Guatemala está en crisis política, siendo la corrupción el punto a partir del cual aquélla se ha desatado. La corrupción, sin embargo, es un fenómeno antiguo, tan viejo como el Estado nacional mismo. O más antiguo aún: viene de la época colonial (compraventa de títulos nobiliarios, prebendas y favores a espaldas de la Corona, negociación de comisiones), producto de un imperio más basado en la producción agraria-feudal y el parasitismo (Reino de España) que en la ética del trabajo (ascendentes países industrializados anglosajones). Esa marca originaria persiste al día de hoy, en Guatemala como en toda América Latina.
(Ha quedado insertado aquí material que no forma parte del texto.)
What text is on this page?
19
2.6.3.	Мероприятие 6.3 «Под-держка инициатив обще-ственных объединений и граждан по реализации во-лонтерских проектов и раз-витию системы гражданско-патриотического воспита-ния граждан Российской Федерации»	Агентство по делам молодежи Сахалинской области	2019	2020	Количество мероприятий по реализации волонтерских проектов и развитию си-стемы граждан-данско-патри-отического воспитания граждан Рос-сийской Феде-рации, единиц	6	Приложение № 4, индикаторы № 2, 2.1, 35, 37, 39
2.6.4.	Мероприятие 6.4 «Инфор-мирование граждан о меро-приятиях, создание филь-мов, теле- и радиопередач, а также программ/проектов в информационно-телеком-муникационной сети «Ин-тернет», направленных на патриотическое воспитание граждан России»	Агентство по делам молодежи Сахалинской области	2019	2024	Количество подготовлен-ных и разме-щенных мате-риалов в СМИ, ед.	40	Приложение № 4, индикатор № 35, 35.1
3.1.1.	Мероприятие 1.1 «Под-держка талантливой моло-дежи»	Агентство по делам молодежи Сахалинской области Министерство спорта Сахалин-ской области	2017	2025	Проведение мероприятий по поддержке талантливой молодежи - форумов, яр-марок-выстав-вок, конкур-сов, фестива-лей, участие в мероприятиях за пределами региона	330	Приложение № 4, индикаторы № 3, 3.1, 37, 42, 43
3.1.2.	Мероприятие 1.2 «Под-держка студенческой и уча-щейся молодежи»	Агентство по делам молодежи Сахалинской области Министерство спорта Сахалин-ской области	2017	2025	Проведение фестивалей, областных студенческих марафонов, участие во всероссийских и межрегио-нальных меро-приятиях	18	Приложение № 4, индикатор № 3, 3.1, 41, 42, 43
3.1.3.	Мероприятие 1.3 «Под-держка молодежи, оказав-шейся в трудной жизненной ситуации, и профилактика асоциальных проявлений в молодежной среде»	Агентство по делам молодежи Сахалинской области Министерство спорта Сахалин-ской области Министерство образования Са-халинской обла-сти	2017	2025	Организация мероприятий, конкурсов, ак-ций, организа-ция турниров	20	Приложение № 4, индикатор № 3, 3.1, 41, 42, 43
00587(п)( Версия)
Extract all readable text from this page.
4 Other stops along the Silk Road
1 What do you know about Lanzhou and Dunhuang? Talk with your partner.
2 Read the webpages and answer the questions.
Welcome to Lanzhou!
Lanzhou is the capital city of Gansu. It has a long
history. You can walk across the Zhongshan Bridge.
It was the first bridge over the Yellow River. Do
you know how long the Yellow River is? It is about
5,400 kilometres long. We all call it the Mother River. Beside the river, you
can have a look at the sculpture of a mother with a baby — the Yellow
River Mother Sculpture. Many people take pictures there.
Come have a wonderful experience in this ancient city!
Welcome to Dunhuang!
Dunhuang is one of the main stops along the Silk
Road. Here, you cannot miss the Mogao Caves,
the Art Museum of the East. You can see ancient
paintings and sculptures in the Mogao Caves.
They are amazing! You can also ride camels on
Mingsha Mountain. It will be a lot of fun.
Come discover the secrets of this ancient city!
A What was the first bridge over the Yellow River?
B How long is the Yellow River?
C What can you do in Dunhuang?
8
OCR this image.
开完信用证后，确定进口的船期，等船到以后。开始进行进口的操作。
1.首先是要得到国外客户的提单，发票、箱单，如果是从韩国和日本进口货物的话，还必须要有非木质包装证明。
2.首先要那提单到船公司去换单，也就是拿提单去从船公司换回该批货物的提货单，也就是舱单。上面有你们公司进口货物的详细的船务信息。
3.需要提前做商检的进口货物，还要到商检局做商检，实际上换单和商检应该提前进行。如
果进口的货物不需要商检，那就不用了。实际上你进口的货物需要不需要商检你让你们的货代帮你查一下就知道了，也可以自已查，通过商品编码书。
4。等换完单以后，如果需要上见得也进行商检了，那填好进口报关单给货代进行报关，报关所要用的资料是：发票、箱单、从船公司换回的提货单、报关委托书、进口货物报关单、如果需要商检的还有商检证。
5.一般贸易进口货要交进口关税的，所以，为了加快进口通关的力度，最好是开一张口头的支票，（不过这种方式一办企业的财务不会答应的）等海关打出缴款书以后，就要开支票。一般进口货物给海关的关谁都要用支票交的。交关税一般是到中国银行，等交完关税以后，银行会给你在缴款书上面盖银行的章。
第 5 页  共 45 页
El manejo corrupto de los asuntos públicos no se inventó aquí ni es cosa de estos últimos gobiernos: tiene una larga historia planetaria. En todo caso, la corrupción debe entenderse como un fenómeno humano (ello no significa “natural”, marcado genéticamente, sino producto de la socialización), en buena medida asociado a la idea de propiedad privada. De todos modos, el “hecha la ley, hecha la trampa” implica que la humanización siempre conlleva la transgresión como una posibilidad. ¿Quién de los que está leyendo este opúsculo no “pisteó”1 alguna vez, no copió en un examen ni se “echó una canita al aire”?
Lo cierto es que el manejo discrecional de la cosa pública ha venido teniendo un cambio dramático en estas últimas décadas. A la luz del Estado contrainsurgente que se generó en el marco de la Guerra Fría y el combate frontal contra el comunismo y toda forma de organización popular, el ejército cobró un papel protagónico. La oligarquía tradicional y el gobierno de Estados Unidos (verdaderos dueños del poder en el país) delegaron en las fuerzas armadas la misión de “poner la casa en orden” ante el surgimiento de un movimiento revolucionario armado y su expansión, fundamentalmente con la población maya del Altiplano Occidental. De ahí el genocidio cometido.
En esa guerra sin par contra el movimiento insurgente (con cárceles clandestinas, desaparición forzada de personas, torturas y masacres de “tierra arrasada”), el ejército fue ganando un poder desmedido. De hecho, llegó a ser un Estado dentro del Estado, con una enorme cuota de poder económico, y por tanto político. Terminada la guerra en 1996, si bien oficialmente se adecuó a las nuevas circunstancias con una fuerte reducción de su presupuesto, no perdió todo el poder acumulado durante décadas de impunidad. Los vasos comunicantes con infinidad de estructuras paramilitares non sanctas se mantuvieron.
Esas formaciones –ligadas a ex militares devenidos empresarios– son las que se fueron conociendo como “poderes ocultos”: “Red informal y amorfa de individuos poderosos de Guatemala que se sirven de sus posiciones y contactos en los sectores público y privado para enriquecerse a través de actividades ilegales y protegerse ante la persecución de los delitos que cometen”.2 O: “Fuerzas ilegales que han existido por décadas enteras y siempre, a veces más a veces menos, han ejercido el poder real en forma paralela, a la sombra del poder formal del Estado”.3 Lo cierto es que esas estructuras, nacidas y crecidas en la más absoluta impunidad, acostumbradas a manejarse a punta de pistola, ideológicamente ultraconservadoras y profundamente anticomunistas, han ido constituyéndose en una mafia intocable. Sus negocios tienen que ver con lo ilegal: crimen organizado, narcoactividad, contrabando, tráfico de personas, de armas, de maderas finas en el Petén, contratos corruptos con el Estado. Los vínculos con las maras no dejan de estar presentes. Esos grupos son los que financian partidos políticos y, por tanto, tienen crecientes cuotas de poder.
El Congreso es un campo donde estas mafias mantienen importantes vínculos. Eso es lo que se está viendo con la actual crisis política. La presencia de la Comisión Internacional contra la Impunidad en Guatemala –CICIG–, de la ONU, constituye una alarma encendida para los grupos corruptos, de ahí su imperiosa necesidad de desembarazarse de “molestas” investigaciones. Lo que se está viendo es la escenificación de una lucha entre el proyecto de “modernización” políticamente correcto para el área centroamericana que impulsa Washington y la resistencia a morir de esos poderes ocultos. Es de esperarse que la población indignada en la calle pueda lograr neutralizar a estas mafias. Y también: ¡ir más allá del proyecto de renovación cosmética de la lucha anticorrupción! De ahí que urge una Asamblea Plurinacional Constituyente para comenzar algo nuevo, depurando la desgastada y aborrecida clase política actual.